Having an address in a CBD has traditionally offered a degree of prestige to organisations, alongside the benefit of being in a centralised cluster of businesses. For example, although organisations may co-habit CBDs with competitors, the volume of customers attracted to an area with a condensed number of companies usually outweighs any competition issues.
But rising costs mean that many organisations are now looking to flexible space to help reduce their footprint in the CBD.
Although flexible offices have been around for decades, their recent rise has allowed organisations of all sizes to more easily explore multiple locations to trial a decentralised strategy.
Spreading out in this way has numerous benefits, including providing access to new clients and markets, reduced costs, attracting and retaining talent and lowering the organisation’s carbon footprint through less commuting.
Attracting and retaining talent in particular has become a key consideration when choosing a new location. Remote and flexible working is becoming the norm for younger workers, and for many staff and potential employees it is essential. Given the cost of living near to city centres, or commuting, requiring employees to work in a CBD may actually narrow the talent pool.

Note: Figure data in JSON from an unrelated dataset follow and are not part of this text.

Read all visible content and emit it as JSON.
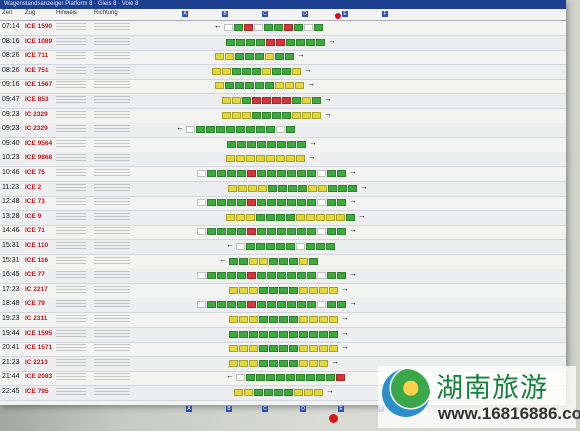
{
  "board": {
    "title_strip": "Wagenstandsanzeiger Platform 8 · Gleis 8 · Voie 8",
    "header": {
      "col_time": "Zeit",
      "col_train": "Zug",
      "col_notes": "Hinweis",
      "col_dest": "Richtung"
    },
    "sectors_top": [
      "A",
      "B",
      "C",
      "D",
      "E",
      "F"
    ],
    "sectors_bottom": [
      "A",
      "B",
      "C",
      "D",
      "E",
      "F"
    ]
  },
  "rows": [
    {
      "time": "07:14",
      "train": "ICE 1590",
      "arrow": "left",
      "cars": "wgrwggrgwg"
    },
    {
      "time": "08:16",
      "train": "ICE 1089",
      "arrow": "right",
      "cars": "ggggrrgggg"
    },
    {
      "time": "08:26",
      "train": "ICE 711",
      "arrow": "right",
      "cars": "yygggygg"
    },
    {
      "time": "08:26",
      "train": "ICE 751",
      "arrow": "right",
      "cars": "yygggyggy"
    },
    {
      "time": "09:16",
      "train": "ICE 1567",
      "arrow": "right",
      "cars": "ygggggyyy"
    },
    {
      "time": "09:47",
      "train": "ICE 853",
      "arrow": "right",
      "cars": "yygrrrrgyg"
    },
    {
      "time": "09:23",
      "train": "IC 2329",
      "arrow": "right",
      "cars": "yyyggggyyy"
    },
    {
      "time": "09:23",
      "train": "IC 2329",
      "arrow": "left",
      "cars": "wggggggggwg"
    },
    {
      "time": "09:40",
      "train": "ICE 9564",
      "arrow": "right",
      "cars": "gggggggg"
    },
    {
      "time": "10:23",
      "train": "ICE 9868",
      "arrow": "right",
      "cars": "yyyyyyyy"
    },
    {
      "time": "10:46",
      "train": "ICE 75",
      "arrow": "right",
      "cars": "wggggrggggggwgg"
    },
    {
      "time": "11:23",
      "train": "ICE 2",
      "arrow": "right",
      "cars": "yyyyggggyyggg"
    },
    {
      "time": "12:48",
      "train": "ICE 73",
      "arrow": "right",
      "cars": "wggggrggggggwgg"
    },
    {
      "time": "13:28",
      "train": "ICE 9",
      "arrow": "right",
      "cars": "yyyggggyyyyyg"
    },
    {
      "time": "14:46",
      "train": "ICE 71",
      "arrow": "right",
      "cars": "wggggrggggggwgg"
    },
    {
      "time": "15:31",
      "train": "ICE 110",
      "arrow": "left",
      "cars": "wgggggwggg"
    },
    {
      "time": "15:31",
      "train": "ICE 116",
      "arrow": "left",
      "cars": "ggyygggyg"
    },
    {
      "time": "16:45",
      "train": "ICE 77",
      "arrow": "right",
      "cars": "wggggrggggggwgg"
    },
    {
      "time": "17:23",
      "train": "IC 2217",
      "arrow": "right",
      "cars": "yyyggggyyyy"
    },
    {
      "time": "18:48",
      "train": "ICE 79",
      "arrow": "right",
      "cars": "wggggrggggggwgg"
    },
    {
      "time": "19:23",
      "train": "IC 2311",
      "arrow": "right",
      "cars": "yyyggggyyyy"
    },
    {
      "time": "19:44",
      "train": "ICE 1595",
      "arrow": "right",
      "cars": "ggggggggggg"
    },
    {
      "time": "20:41",
      "train": "ICE 1571",
      "arrow": "right",
      "cars": "yyyggggyyyy"
    },
    {
      "time": "21:23",
      "train": "IC 2213",
      "arrow": "right",
      "cars": "yyyggggyyy"
    },
    {
      "time": "21:44",
      "train": "ICE 2083",
      "arrow": "left",
      "cars": "wgggggggggr"
    },
    {
      "time": "22:45",
      "train": "ICE 795",
      "arrow": "right",
      "cars": "yyggggyyy"
    }
  ],
  "colors": {
    "first_class": "#e2d83a",
    "second_class": "#3cab3c",
    "restaurant": "#d8343a",
    "locomotive": "#ffffff"
  },
  "watermark": {
    "title": "湖南旅游",
    "url": "www.16816886.com"
  }
}
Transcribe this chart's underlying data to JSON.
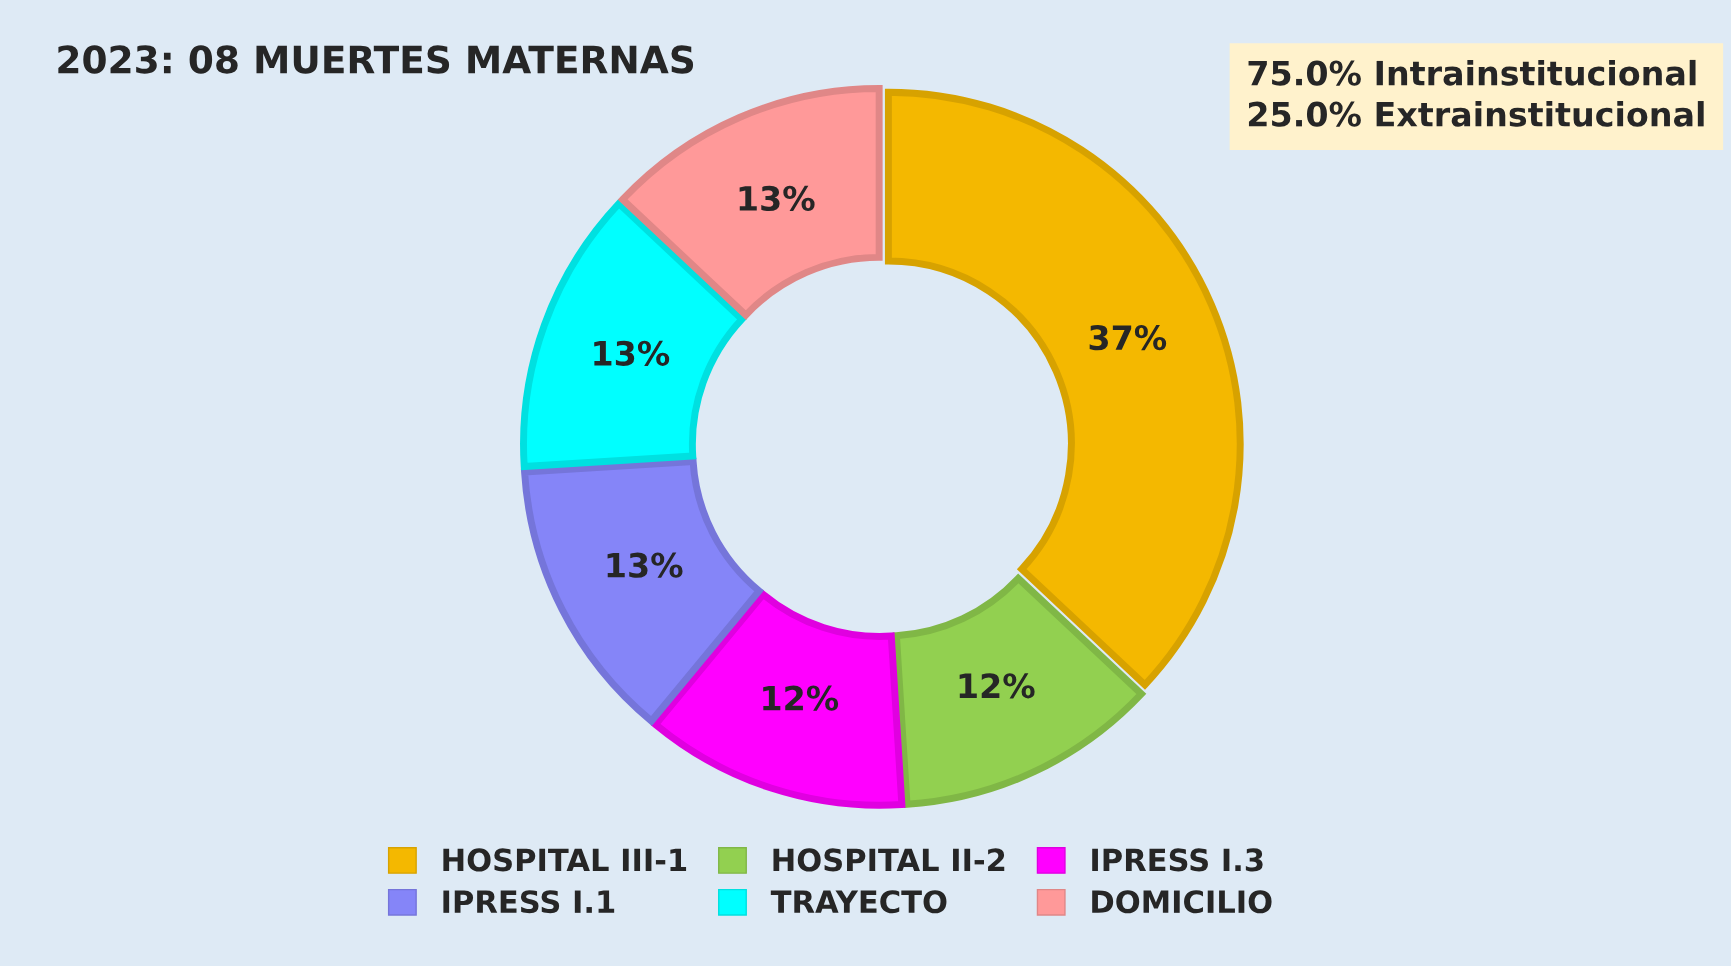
{
  "chart_data": {
    "type": "donut",
    "title": "2023: 08 MUERTES MATERNAS",
    "categories": [
      "HOSPITAL III-1",
      "HOSPITAL II-2",
      "IPRESS I.3",
      "IPRESS I.1",
      "TRAYECTO",
      "DOMICILIO"
    ],
    "values": [
      37,
      12,
      12,
      13,
      13,
      13
    ],
    "value_labels": [
      "37%",
      "12%",
      "12%",
      "13%",
      "13%",
      "13%"
    ],
    "colors": [
      "#f4b800",
      "#92d050",
      "#ff00ff",
      "#8585f8",
      "#00ffff",
      "#ff9999"
    ],
    "annotations": [
      "75.0% Intrainstitucional",
      "25.0% Extrainstitucional"
    ],
    "legend": "bottom"
  }
}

However, this does not spell the end for the CBD. Prestigious addresses are still sought after and, once again, flexible offices are opening up routes to CBD locations that many companies could only dream about several years ago.
As such, flexible office space is being used by large corporates that want to remain in the CBD and also run satellite offices outside urban centres to gain access to networks of talented labour pools, SMEs and start-ups.
The way businesses connect with one another and with their customers is changing. Gone are the days when customers had an expectation of multiple businesses operating from a single location and this is no longer a focus for organisations that do not require a physical presence.
Best of both worlds
In turbulent times, politically and economically, many corporates are unwilling to invest in expensive real estate long term and are looking to flexible office space as a way to diversify their commercial real estate portfolios and reduce risk. This offers the best of both worlds – valuable proximity to transport routes and key clients and the ability to attract and retain talent through flexible working practices.
One might be forgiven for thinking that leaving the CBD is now a sign of success considering the vast campuses – almost villages themselves – that large tech companies are developing. But even these organisations still value a presence in the city and many are choosing to use flexible and co-working spaces to provide this.
This includes companies that value high levels of privacy and security, such as those in the banking sector and, it would seem, Apple. For talented employees that are living and working in the CBD, though, having to commute out of the area to a suburb or business park is likely to be unappealing.
The way people connect, both in and outside work, has also changed hugely in recent years and continues to do so. The nature of CBDs is evolving, but they are still an important component of the cityscape.
We will certainly see a reduction in headcount and in the amount of space taken by larger organisations in CBDs. They will instead take space in locations where it is needed, and look for flexible options for their short- and medium-term requirements.
To support this strategy, flexible office space providers are acquiring space previously occupied by large corporate tenants. The space is now occupied by the same tenants on a shorter-term basis along with SMEs and start-ups.
It is not the beginning of the end for the CBD. However, the CBD is in a transitional phase in supporting organisations that are changing the way they work.